April is national Poetry month and before I turn in, I was thinking about the relationship between love and time.
So I have this.
(Photo by Bart Anestin)
Twenty five and a half hours from now *plus eighteen years ago* I stopped walking the Streets of Detroit looking for you.
Your two kids were upstairs waiting for you. I called Rick and told him.
And then went home to bed.
I got up for work the next day, worked a full shift, came home and my dad walked into my room to tell me you were dead.
Heroine and Booze is a deadly cocktail and according to the autopsy report – your heart stopped so suddenly you didn’t even have time to brace yourself before you fell.
It was a hard life lesson for me.
One that says love doesn’t always win.
It was the first time i’d lost someone that meant a great deal to me.
You were a friend when i needed one the most.
But you had your demons.
Everyone does. I understand that, now.
Goodness isn’t a person, badness isn’t a person, these are states of being. Transition places like happy or sad or mad.
You were good – you just had a weakness about you – a handicap.
I miss you. I think you would have liked the way I grew up.
I thought about you in that fuzzy place between wakefulness and sleep.
Suddenly, you were there after all this time.
I’m glad you are. It was nice to see you again.
I love you but i’m sure you know that, now.
((Photo by Alyssa Smith)
April is National Poetry Month and in my little corner of the literary world there’s some bad stuff that happened and then some good stuff and then some fantastic things. But tonight, my poem is about the LGBTQI community. Most notably, those who’ve died. So, to the spirits of those people who surround me right now at my desk – this one is for you.

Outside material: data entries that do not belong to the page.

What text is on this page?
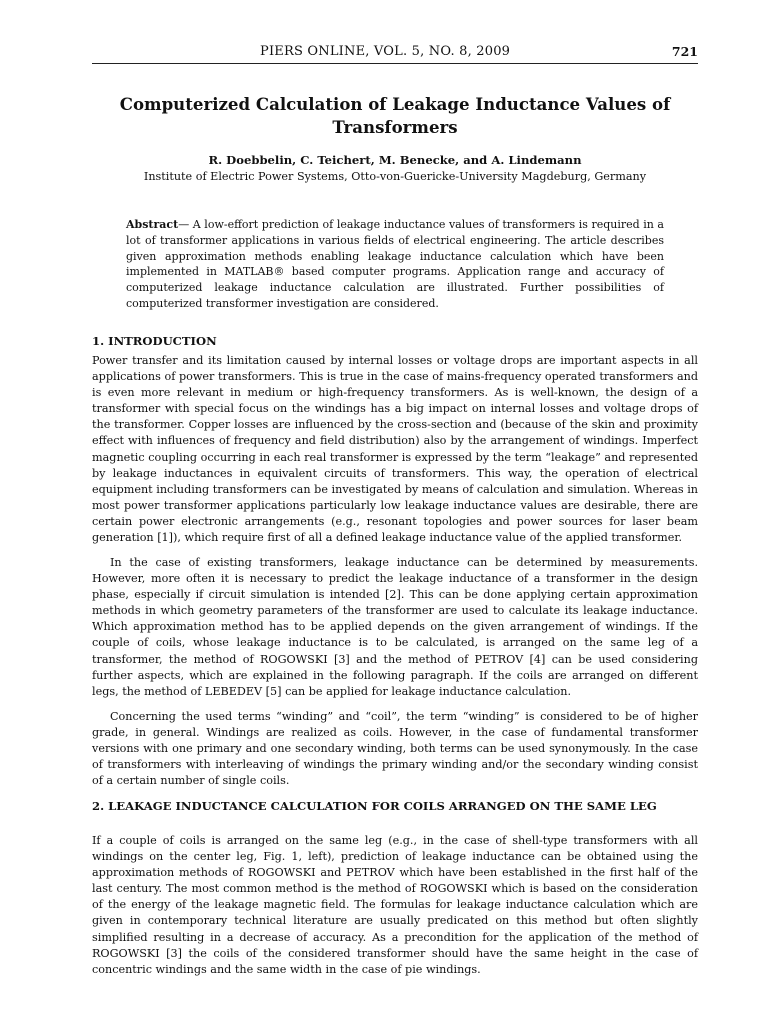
PIERS ONLINE, VOL. 5, NO. 8, 2009	721
Computerized Calculation of Leakage Inductance Values of Transformers
R. Doebbelin, C. Teichert, M. Benecke, and A. Lindemann
Institute of Electric Power Systems, Otto-von-Guericke-University Magdeburg, Germany

Abstract— A low-effort prediction of leakage inductance values of transformers is required in a lot of transformer applications in various fields of electrical engineering. The article describes given approximation methods enabling leakage inductance calculation which have been implemented in MATLAB® based computer programs. Application range and accuracy of computerized leakage inductance calculation are illustrated. Further possibilities of computerized transformer investigation are considered.

1. INTRODUCTION

Power transfer and its limitation caused by internal losses or voltage drops are important aspects in all applications of power transformers. This is true in the case of mains-frequency operated transformers and is even more relevant in medium or high-frequency transformers. As is well-known, the design of a transformer with special focus on the windings has a big impact on internal losses and voltage drops of the transformer. Copper losses are influenced by the cross-section and (because of the skin and proximity effect with influences of frequency and field distribution) also by the arrangement of windings. Imperfect magnetic coupling occurring in each real transformer is expressed by the term “leakage” and represented by leakage inductances in equivalent circuits of transformers. This way, the operation of electrical equipment including transformers can be investigated by means of calculation and simulation. Whereas in most power transformer applications particularly low leakage inductance values are desirable, there are certain power electronic arrangements (e.g., resonant topologies and power sources for laser beam generation [1]), which require first of all a defined leakage inductance value of the applied transformer.

In the case of existing transformers, leakage inductance can be determined by measurements. However, more often it is necessary to predict the leakage inductance of a transformer in the design phase, especially if circuit simulation is intended [2]. This can be done applying certain approximation methods in which geometry parameters of the transformer are used to calculate its leakage inductance. Which approximation method has to be applied depends on the given arrangement of windings. If the couple of coils, whose leakage inductance is to be calculated, is arranged on the same leg of a transformer, the method of ROGOWSKI [3] and the method of PETROV [4] can be used considering further aspects, which are explained in the following paragraph. If the coils are arranged on different legs, the method of LEBEDEV [5] can be applied for leakage inductance calculation.

Concerning the used terms “winding” and “coil”, the term “winding” is considered to be of higher grade, in general. Windings are realized as coils. However, in the case of fundamental transformer versions with one primary and one secondary winding, both terms can be used synonymously. In the case of transformers with interleaving of windings the primary winding and/or the secondary winding consist of a certain number of single coils.

2. LEAKAGE INDUCTANCE CALCULATION FOR COILS ARRANGED ON THE SAME LEG

If a couple of coils is arranged on the same leg (e.g., in the case of shell-type transformers with all windings on the center leg, Fig. 1, left), prediction of leakage inductance can be obtained using the approximation methods of ROGOWSKI and PETROV which have been established in the first half of the last century. The most common method is the method of ROGOWSKI which is based on the consideration of the energy of the leakage magnetic field. The formulas for leakage inductance calculation which are given in contemporary technical literature are usually predicated on this method but often slightly simplified resulting in a decrease of accuracy. As a precondition for the application of the method of ROGOWSKI [3] the coils of the considered transformer should have the same height in the case of concentric windings and the same width in the case of pie windings.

I love you in ways I can’t explain
in tongues I don’t know
in lives long since passed and ones
that haven’t been lived yet
I owe to you my life
for the life you laid down for me
when death came by way of AIDs,
suicide, neglect, or brutality
your very being and bravery
thought me into existence
I am not blood of your blood
but I am bonded to your soul
my forefathers and foremothers
we share one thing, one strong thread
and that is the truth – this space – where
we chose to live
There is no way to trace me back
no DNA to tie me to you
but through your courage and love
I stand solid in my marriage and
am the realization of the dream you had
So, i honor you today, my family
my brothers and sisters and uncles and Kin
be ye black or white or beige or red
be ye muslim or Jew or native American
simply by saying, ” Thank you.”
Thank you – for what you did.
April is National Poetry Month and a friend gave me a prompt. Dichotomy. Today being the anniversary of the death of Dr. Martin Luther King Jr, the birthday of Dr. Maya Angelou, as well as the tragedy of what happened in Syria – my mood wasn’t cheerful. But here you go.

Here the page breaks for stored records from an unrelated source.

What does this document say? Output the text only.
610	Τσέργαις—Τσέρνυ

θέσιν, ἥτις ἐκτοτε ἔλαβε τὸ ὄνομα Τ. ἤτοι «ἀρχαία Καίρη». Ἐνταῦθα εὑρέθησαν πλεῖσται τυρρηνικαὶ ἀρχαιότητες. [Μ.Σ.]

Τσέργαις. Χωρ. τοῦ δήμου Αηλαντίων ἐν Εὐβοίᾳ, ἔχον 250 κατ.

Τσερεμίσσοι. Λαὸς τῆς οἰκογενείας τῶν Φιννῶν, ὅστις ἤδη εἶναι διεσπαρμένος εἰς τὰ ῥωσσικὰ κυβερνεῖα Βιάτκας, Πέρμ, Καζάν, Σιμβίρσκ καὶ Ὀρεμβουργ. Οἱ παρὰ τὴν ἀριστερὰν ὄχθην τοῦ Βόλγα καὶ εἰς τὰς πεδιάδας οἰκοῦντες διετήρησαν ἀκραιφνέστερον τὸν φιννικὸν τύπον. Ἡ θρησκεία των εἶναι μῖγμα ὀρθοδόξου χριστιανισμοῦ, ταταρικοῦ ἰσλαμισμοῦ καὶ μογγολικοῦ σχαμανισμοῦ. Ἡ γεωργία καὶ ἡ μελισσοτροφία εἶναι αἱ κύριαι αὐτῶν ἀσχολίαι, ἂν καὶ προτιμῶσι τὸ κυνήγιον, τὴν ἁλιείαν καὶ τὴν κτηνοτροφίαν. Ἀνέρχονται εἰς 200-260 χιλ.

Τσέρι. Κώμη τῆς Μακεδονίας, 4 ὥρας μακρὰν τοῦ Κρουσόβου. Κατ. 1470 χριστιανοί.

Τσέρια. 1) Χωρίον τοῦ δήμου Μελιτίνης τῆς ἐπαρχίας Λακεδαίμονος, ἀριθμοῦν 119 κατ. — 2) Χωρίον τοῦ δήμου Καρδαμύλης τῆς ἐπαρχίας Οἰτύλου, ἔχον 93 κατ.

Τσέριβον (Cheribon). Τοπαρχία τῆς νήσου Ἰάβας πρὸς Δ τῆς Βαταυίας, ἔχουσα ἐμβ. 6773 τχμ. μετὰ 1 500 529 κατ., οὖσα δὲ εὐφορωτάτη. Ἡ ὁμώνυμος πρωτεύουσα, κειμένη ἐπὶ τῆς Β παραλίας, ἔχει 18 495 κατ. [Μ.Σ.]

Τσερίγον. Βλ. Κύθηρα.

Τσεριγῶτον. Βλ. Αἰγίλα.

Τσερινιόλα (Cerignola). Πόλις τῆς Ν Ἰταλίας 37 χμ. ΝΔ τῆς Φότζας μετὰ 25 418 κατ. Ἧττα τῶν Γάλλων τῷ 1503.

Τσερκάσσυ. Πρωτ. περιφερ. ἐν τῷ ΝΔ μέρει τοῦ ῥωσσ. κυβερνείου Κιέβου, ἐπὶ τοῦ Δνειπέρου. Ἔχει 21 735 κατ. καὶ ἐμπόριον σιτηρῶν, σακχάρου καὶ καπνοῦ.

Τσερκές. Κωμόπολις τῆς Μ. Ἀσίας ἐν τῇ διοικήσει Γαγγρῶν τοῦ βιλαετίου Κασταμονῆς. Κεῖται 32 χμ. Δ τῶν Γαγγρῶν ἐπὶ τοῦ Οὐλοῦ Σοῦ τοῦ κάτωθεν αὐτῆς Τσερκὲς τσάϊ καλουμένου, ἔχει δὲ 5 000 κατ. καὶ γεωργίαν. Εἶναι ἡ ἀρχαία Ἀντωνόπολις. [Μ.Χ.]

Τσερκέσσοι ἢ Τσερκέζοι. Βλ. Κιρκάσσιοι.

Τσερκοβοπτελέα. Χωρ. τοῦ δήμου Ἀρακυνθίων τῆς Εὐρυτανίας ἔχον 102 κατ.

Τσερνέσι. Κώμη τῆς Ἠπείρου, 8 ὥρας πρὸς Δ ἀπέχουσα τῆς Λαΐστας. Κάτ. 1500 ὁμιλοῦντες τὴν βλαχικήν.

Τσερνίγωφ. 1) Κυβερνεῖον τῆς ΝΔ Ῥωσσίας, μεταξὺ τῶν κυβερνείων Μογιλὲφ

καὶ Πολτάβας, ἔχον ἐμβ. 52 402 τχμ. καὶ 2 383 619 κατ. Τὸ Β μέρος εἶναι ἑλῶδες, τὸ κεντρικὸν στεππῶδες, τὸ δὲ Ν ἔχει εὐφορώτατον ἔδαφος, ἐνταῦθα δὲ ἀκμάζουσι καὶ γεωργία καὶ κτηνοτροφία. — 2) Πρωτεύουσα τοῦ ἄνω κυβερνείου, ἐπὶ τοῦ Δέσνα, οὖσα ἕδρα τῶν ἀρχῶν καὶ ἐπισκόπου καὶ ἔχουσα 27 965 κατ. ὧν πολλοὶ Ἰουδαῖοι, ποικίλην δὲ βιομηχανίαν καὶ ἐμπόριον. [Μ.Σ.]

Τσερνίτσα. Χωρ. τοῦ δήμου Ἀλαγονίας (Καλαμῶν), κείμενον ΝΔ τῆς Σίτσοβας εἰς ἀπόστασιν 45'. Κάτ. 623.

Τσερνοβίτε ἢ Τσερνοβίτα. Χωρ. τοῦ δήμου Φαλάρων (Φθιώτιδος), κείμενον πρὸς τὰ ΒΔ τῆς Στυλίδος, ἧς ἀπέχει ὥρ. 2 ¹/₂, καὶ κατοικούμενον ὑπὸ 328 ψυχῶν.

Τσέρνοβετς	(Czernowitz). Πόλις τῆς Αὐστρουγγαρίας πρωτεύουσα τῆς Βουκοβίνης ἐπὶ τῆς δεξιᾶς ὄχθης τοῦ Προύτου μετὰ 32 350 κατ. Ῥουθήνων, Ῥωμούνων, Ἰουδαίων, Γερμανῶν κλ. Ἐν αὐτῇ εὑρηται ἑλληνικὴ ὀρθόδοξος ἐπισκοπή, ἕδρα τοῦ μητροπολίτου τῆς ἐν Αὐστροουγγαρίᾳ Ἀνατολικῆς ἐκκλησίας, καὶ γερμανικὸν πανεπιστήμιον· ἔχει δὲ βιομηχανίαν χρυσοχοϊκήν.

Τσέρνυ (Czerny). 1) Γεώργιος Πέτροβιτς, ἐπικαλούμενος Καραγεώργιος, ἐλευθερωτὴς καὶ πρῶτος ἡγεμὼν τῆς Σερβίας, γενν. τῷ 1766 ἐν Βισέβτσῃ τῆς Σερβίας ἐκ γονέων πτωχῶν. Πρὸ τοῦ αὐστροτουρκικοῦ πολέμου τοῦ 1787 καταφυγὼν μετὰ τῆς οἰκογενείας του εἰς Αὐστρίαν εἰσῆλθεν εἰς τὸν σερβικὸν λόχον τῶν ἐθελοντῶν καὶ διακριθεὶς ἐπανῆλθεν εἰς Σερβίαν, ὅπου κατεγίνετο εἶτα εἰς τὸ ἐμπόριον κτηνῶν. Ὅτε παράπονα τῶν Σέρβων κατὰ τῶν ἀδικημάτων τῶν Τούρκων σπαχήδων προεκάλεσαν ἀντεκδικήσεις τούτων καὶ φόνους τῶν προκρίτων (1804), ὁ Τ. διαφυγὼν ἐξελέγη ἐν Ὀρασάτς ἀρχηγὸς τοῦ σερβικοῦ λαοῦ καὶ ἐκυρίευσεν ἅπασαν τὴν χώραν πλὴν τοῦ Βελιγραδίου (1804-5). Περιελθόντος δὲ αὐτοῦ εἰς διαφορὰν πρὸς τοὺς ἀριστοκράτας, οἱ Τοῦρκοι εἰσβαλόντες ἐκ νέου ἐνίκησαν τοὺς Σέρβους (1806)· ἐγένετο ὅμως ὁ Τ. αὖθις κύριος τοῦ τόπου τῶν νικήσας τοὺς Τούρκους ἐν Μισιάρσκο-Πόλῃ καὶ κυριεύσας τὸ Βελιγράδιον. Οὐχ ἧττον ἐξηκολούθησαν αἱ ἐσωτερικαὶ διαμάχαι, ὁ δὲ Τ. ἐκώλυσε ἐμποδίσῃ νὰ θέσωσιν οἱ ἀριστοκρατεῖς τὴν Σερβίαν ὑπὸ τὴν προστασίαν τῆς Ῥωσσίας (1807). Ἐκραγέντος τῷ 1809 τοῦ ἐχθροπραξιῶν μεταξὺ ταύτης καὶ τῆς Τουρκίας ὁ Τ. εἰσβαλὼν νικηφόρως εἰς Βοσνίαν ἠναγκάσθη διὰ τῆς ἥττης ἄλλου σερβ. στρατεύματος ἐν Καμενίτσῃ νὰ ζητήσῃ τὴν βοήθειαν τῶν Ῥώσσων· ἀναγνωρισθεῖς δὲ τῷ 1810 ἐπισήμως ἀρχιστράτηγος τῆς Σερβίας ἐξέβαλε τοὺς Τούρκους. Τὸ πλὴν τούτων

i close my eyes and let my hands
run across the keyboard
i sit in silence and wait for
the words to come
i wait for the door in my mind
to swing open
and the words to tumble forth
the way a river runs
i listen to the sound of the air conditioner
with my feet tucked underneath me at my chair
i feel the body heat of my beloved
pet right beside me
and am comforted by my lover
……today I mourned the deaths in Syria
what a heart wrenching scene I watched the bodies and cried
with a prayer stuttering at the back of my teeth
I realized also today was the day Dr. Martin Luther King died
Someone asked me to write a poem about dichotomy
about the great gulf fixed between two different things
and tonight I can’t help but think of the state of the world
between what is now and what we used to call, humanity
It used to be that neighbor watched out for neighbor
that children were raised by the mothers up and down our city streets
now we’re cutting off healthcare, welfare, funding for the arts
calling it Justice – when old folks don’t have nearly enough to eat
Our presidents in times past never took office with malicious intent
at least Andrew Jackson believed he was doing the right thing
but now terror stalks our houses of government
with old enemies our grandparents all fought against
Where neighbors once stood shoulder to shoulder to shoulder
now we let young black men get gunned down with cell phones capturing the scene
and that young Spanish girl who lives down the block – yeah
her daddy and her mother – the breadwinners of the family – won’t be here next spring
Something’s run sour and bitter and brittle and cruel in our midst
something stinks to high heaven where milk and honey once flowed
someone’s left the barn open for the wolves to come feast
and it happened because the children of the greatest generation’s ignorance – thought liberty – as a concept – was getting too old.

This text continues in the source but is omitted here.